Italian Renaissance frames, like the painted panels, mirrored glass, bronze or marble reliefs they surrounded, were considered works of art in the own right. They were often designed by such celebrated architects and sculptors as Brunelleschi, Lorenzo Ghiberti and Guglielmo della Porta - as can be seen in his design for a bronze frame - which also shares the same term figures with scrolled capitals and tapering pilasters, and dates from the same period as the present lot (see T. J. Newbery, et al., Italian Renaissance Frames, exh. cat., The Metropolitan Museum of Art, New York, 1990, no. 29).
A renewed interest in classical architecture, both in Florence and Venice, in the early 15th century lead away from the late Gothic frames for panel paintings and towards the more architectural framework - most obviously using both free-standing columns and pilasters and pediments - that would be used throughout the Renaissance. These present mirror frames belong to the group of so-called Tabernacle frames (Newbery, Op. cit, pp. 20-23). With their emphasis on a severe architectural framework, they closely mirror the developments in both ecclesiastic architecture - specifically the design of altarpieces - and domestic architecture with elaborate stucco work on the walls and ceilings.

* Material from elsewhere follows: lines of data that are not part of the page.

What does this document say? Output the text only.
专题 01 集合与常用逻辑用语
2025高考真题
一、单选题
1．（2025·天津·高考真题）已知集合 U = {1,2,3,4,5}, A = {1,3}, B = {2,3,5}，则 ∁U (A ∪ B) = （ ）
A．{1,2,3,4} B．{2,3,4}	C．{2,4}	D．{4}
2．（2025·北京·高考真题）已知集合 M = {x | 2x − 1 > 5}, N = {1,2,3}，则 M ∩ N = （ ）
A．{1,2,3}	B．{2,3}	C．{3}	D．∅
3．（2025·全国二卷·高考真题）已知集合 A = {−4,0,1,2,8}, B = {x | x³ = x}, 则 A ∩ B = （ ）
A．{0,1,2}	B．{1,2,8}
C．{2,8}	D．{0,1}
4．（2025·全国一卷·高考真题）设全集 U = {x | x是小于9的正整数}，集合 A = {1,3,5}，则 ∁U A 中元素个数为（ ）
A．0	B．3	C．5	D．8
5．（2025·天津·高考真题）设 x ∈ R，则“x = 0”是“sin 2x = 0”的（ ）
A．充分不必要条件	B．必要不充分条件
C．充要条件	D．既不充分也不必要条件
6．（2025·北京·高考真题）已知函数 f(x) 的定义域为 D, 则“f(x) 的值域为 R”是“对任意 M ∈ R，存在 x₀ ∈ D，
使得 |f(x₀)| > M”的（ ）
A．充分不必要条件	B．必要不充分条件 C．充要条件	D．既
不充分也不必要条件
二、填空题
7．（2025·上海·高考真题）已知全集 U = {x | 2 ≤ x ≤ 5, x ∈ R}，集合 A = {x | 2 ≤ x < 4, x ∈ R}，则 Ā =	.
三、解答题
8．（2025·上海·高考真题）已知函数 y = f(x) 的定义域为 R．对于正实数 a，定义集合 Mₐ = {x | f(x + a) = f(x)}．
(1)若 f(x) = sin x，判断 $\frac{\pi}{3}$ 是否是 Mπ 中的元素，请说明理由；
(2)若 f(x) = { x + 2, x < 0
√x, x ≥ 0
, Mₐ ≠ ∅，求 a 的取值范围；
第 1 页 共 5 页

Conceived as an impressive pair, the present lot would have either been produced in the workshops of Florence or Rome. And the sophisticated design, complex achievement of the carved details and the inclusion of costly hard-stones - which provide an unusually colorful and sumptuous contrast to the gilded surfaces - would have elevated the present pair of frames as a serious contribution to the decorative arts of the Renaissance.